Tidy Street - Back Home

BY CASEY LEWIS
TUESDAY, 22ND OCTOBER 2013

I imagine Back Home playing out on a crisp road dotted with picket-fenced houses, where mothers stay home to feather-dust and fathers call at dinner time only to say they will miss it. The children play outside to avoid their parents, learn instruments to ignore them, and transform their sound into the beginnings of an indie fairy tale…

“Change” is a song of love, confusion and adaptation. The narrator has experienced a significant change in his life (hence the title!) and is figuring out the best way to adapt while trying to keep a distant romance alive. The lyrics are perfectly crafted with images and melodies that take delight in a feeling of sympathetic understanding. Churchill creates a vibrant instrumental arrangement in which all voices are in and of each other while maintaining distinguished personalities. Some highlights: the rhythmic dance-ability is sneaky and infectious, and Georgie Dale’s violin contributes a nice earworm that is pleasant to have stuck in one’s head.

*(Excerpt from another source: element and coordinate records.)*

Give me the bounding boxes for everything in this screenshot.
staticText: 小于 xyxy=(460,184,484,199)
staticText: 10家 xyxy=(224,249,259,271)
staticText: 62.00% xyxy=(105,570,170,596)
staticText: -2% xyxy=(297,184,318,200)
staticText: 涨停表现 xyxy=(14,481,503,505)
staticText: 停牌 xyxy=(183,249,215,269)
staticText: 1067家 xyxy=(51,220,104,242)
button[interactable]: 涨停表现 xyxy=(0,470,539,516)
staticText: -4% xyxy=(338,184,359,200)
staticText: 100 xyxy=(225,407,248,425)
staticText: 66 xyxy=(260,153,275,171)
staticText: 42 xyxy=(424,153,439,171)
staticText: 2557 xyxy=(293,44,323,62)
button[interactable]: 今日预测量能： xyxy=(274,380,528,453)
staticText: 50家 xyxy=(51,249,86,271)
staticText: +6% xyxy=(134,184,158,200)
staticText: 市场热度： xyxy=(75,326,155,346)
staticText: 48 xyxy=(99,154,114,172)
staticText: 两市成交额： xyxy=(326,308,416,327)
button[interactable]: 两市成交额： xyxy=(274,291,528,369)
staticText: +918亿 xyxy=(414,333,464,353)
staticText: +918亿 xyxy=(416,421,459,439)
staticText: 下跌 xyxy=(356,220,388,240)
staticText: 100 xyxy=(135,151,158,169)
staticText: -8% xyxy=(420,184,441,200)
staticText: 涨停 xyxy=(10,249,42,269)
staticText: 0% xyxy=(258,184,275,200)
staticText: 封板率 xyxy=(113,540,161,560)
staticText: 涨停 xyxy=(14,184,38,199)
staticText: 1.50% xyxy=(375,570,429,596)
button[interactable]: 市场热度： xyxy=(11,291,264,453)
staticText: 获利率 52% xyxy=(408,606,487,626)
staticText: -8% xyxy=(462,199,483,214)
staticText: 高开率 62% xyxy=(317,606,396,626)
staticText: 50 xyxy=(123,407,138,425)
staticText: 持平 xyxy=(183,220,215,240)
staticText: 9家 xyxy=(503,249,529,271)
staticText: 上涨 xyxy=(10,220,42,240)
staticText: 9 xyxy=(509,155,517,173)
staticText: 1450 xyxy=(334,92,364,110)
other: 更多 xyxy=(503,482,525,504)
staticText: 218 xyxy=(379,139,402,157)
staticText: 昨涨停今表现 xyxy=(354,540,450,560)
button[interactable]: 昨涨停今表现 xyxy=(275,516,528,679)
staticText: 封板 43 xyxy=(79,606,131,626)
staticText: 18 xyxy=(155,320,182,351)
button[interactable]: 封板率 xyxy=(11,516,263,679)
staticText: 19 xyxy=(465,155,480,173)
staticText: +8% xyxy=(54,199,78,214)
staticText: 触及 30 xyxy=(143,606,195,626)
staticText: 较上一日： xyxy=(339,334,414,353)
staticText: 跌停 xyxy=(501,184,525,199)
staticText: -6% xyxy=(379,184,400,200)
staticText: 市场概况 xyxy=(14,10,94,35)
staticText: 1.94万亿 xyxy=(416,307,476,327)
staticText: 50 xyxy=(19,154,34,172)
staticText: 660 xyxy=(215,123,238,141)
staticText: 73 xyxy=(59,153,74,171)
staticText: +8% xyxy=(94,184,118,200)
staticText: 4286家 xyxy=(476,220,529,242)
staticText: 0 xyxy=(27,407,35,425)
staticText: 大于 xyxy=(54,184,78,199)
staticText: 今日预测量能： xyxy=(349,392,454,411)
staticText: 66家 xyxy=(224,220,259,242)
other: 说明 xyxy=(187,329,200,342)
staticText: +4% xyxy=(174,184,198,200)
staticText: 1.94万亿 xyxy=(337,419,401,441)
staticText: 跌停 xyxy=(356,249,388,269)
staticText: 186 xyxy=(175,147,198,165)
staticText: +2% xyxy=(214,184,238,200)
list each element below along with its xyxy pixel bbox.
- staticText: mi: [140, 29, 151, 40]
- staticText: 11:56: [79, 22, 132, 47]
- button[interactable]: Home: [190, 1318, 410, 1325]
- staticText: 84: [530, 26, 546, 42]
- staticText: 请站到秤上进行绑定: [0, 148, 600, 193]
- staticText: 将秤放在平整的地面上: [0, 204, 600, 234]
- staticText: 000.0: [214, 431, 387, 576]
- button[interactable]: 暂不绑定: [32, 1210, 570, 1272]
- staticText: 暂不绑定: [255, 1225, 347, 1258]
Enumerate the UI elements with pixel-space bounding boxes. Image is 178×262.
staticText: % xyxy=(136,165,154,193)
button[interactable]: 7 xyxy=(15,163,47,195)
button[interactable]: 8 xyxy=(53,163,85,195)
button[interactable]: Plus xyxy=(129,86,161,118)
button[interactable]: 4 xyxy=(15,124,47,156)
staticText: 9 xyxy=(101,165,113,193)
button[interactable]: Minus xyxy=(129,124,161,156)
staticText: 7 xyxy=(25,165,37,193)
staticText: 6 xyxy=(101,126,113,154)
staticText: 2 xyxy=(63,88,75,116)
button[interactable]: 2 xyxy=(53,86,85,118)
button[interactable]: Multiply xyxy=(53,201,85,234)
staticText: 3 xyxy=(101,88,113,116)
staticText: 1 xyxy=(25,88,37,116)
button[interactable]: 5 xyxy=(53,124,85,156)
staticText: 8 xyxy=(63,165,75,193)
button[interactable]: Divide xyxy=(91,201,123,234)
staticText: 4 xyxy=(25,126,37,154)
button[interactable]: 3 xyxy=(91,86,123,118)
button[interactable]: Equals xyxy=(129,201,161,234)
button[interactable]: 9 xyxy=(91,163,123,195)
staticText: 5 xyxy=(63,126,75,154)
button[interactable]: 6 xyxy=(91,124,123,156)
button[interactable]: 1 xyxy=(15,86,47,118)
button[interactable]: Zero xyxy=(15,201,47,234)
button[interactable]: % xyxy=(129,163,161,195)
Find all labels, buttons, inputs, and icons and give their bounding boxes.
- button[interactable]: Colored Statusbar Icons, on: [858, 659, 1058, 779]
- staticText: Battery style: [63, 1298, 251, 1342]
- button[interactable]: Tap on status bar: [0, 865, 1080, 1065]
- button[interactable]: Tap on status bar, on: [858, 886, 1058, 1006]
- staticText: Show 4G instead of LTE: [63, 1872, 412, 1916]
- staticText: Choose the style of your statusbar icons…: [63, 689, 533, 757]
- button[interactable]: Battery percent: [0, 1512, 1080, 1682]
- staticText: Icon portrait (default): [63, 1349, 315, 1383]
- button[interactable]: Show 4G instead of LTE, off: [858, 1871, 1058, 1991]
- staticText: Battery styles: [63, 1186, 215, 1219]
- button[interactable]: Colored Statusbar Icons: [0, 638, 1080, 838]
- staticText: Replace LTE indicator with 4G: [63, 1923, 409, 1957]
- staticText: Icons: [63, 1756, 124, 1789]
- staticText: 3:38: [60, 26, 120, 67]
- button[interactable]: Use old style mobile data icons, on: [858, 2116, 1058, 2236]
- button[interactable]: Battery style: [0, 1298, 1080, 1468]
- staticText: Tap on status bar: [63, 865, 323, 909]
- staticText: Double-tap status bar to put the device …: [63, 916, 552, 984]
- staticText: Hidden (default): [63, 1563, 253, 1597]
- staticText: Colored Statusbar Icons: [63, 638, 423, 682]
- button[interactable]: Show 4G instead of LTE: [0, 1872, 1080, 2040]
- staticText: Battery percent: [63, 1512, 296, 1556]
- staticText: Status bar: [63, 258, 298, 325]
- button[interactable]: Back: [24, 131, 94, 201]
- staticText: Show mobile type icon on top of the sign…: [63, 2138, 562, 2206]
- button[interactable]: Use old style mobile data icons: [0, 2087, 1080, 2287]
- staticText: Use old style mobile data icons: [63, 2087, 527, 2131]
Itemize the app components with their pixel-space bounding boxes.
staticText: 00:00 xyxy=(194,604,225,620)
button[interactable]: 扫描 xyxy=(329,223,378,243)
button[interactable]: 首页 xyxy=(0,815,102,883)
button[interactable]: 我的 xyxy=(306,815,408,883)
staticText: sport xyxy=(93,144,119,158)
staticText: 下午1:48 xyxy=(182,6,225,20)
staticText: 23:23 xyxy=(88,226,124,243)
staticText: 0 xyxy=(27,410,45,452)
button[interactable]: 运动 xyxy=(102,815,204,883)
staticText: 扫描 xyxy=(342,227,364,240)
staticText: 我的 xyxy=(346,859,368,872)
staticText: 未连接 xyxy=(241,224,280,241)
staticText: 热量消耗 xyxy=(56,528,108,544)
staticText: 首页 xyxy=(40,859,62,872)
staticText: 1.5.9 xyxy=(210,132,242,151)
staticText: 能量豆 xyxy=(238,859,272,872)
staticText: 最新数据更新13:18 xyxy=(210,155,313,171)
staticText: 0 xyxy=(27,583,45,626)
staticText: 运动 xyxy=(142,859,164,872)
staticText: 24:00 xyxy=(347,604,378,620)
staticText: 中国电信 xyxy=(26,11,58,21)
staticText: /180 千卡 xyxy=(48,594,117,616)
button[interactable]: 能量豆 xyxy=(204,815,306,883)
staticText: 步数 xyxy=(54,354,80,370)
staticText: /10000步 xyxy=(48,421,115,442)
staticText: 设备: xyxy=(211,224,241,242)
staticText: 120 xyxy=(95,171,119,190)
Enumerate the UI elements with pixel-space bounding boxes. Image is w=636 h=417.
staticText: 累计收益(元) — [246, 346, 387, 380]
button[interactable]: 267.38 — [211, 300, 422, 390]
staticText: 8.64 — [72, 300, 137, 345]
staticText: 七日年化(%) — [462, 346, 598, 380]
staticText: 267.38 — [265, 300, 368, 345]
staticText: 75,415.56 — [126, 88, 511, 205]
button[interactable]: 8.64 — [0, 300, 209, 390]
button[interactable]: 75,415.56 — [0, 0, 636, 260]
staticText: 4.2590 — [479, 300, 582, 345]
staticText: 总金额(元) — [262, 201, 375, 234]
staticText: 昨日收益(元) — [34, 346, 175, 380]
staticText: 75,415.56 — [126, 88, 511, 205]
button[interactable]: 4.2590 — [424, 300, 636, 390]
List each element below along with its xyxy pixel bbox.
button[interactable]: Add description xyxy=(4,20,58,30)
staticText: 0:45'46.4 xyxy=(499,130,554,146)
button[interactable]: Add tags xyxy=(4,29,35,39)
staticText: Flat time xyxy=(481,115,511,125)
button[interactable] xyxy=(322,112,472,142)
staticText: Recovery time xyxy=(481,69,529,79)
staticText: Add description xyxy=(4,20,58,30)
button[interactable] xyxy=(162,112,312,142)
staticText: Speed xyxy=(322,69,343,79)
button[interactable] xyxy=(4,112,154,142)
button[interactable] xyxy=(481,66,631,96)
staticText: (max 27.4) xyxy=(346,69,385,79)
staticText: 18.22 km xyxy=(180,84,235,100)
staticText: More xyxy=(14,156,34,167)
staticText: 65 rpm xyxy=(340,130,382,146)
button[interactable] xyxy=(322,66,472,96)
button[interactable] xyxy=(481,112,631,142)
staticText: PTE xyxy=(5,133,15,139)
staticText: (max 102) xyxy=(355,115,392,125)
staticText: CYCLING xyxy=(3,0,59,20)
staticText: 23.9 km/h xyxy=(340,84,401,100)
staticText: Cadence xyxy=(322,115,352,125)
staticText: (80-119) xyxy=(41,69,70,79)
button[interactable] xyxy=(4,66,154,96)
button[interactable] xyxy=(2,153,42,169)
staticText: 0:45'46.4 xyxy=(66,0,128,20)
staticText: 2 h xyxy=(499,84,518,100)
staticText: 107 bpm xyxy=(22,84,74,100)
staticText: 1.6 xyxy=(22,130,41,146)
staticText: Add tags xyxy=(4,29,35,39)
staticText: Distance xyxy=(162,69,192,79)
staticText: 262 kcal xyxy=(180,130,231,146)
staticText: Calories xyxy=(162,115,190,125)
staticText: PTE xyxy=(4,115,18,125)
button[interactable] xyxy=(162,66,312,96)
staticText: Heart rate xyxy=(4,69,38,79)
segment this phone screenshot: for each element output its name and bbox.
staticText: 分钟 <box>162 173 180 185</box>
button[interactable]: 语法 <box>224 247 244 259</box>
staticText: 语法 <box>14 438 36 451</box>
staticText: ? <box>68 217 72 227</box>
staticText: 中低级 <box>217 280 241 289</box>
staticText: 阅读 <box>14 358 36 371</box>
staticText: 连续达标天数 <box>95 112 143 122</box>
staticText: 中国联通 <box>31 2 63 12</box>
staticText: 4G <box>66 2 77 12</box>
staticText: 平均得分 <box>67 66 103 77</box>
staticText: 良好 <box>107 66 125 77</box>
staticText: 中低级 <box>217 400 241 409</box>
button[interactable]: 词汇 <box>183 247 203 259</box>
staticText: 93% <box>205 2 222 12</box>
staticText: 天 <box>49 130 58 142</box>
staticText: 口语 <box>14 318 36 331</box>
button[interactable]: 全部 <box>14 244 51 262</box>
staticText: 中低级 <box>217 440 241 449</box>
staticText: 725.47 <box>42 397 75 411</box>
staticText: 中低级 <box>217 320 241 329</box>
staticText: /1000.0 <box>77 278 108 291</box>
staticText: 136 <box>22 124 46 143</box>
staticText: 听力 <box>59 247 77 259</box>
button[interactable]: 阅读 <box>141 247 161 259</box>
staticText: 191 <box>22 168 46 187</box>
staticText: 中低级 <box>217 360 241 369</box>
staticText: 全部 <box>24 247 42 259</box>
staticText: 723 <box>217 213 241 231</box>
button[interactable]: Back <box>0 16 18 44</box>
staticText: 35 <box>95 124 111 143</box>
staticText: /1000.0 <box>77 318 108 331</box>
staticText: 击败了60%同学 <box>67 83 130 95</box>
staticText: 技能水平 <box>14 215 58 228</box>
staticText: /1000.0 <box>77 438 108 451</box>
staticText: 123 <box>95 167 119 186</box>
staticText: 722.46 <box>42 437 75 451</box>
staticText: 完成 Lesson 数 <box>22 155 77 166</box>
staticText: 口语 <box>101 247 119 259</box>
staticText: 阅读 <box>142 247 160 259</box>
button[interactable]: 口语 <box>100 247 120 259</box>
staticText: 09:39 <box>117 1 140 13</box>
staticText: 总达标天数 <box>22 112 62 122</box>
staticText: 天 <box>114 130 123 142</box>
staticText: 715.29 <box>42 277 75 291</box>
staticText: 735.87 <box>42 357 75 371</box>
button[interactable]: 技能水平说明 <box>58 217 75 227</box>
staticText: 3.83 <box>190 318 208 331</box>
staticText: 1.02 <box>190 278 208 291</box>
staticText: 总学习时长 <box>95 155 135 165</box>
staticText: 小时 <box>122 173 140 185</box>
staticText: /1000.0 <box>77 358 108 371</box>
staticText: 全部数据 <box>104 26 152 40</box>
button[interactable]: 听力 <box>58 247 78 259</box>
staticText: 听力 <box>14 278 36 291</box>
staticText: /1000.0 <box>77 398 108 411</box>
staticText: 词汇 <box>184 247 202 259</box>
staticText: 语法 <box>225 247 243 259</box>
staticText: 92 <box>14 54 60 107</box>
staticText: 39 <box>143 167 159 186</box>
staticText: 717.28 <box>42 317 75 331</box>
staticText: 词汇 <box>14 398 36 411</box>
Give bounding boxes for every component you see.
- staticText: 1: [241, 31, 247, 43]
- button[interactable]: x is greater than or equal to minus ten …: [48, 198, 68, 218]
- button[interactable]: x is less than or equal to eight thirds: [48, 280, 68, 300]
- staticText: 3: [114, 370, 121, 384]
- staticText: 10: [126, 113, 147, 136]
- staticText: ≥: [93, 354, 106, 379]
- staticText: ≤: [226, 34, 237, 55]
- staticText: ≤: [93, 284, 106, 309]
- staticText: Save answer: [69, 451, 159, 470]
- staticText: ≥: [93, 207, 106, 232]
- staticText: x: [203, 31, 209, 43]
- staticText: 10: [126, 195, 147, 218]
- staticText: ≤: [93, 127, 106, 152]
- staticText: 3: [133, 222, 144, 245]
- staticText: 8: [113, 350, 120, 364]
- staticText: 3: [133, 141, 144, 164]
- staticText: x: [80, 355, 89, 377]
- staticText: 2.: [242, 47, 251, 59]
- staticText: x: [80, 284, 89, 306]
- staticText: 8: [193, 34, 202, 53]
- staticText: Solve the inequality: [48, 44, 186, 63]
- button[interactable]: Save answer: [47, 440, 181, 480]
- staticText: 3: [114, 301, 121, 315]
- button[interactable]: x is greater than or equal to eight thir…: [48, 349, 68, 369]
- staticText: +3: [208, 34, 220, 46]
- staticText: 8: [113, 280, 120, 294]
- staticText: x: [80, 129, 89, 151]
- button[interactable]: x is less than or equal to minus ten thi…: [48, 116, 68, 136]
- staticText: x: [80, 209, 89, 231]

Whether or not it’s true, I typically assume that any song using “Mary Jane” to name its main female character is a song about weed. However, this version of “Mary Jane” is convincingly, and simply, a love song. The instrumentation here is much more modest and elegant than the former piece, presumably to shift the focus to Churchill and Georgie Dale’s vocal harmonies which are absolutely magnetic, and dripping in sweetness. Their timbres flow together like a stream, smooth and consuming. Dale’s vocals themselves are so haunting and hopeful they give one the urge to reach out a hand and touch her.

‘Green Eyes’ tells the story of a pair of lovers who desire true love but have no clue how to recognize it, let alone find it. In the meantime, they settle for staying together. They are lost, stuck in limbo with another half, but a temporary, false half at that. Musically the verses are simple, comprised of lighthearted melodies on acoustic guitar with strings of electricity woven about, while skipping rhythms maintain the song’s contentedness. Churchill’s whistling and Dale’s “do-do-do’s” add to the song’s familiarity. Unlike the first two pieces (in which Churchill was favored), in this finale both lead vocals are equally featured and equally endearing.

This official introduction to Tidy Street is charming and beautifully relatable. The band proves it can create three very different songs while sustaining a unique, intricate sound throughout. The EP as an entity is produced and arranged with impressive attention to detail and innovation, and gives me great hope for Tidy Street’s future.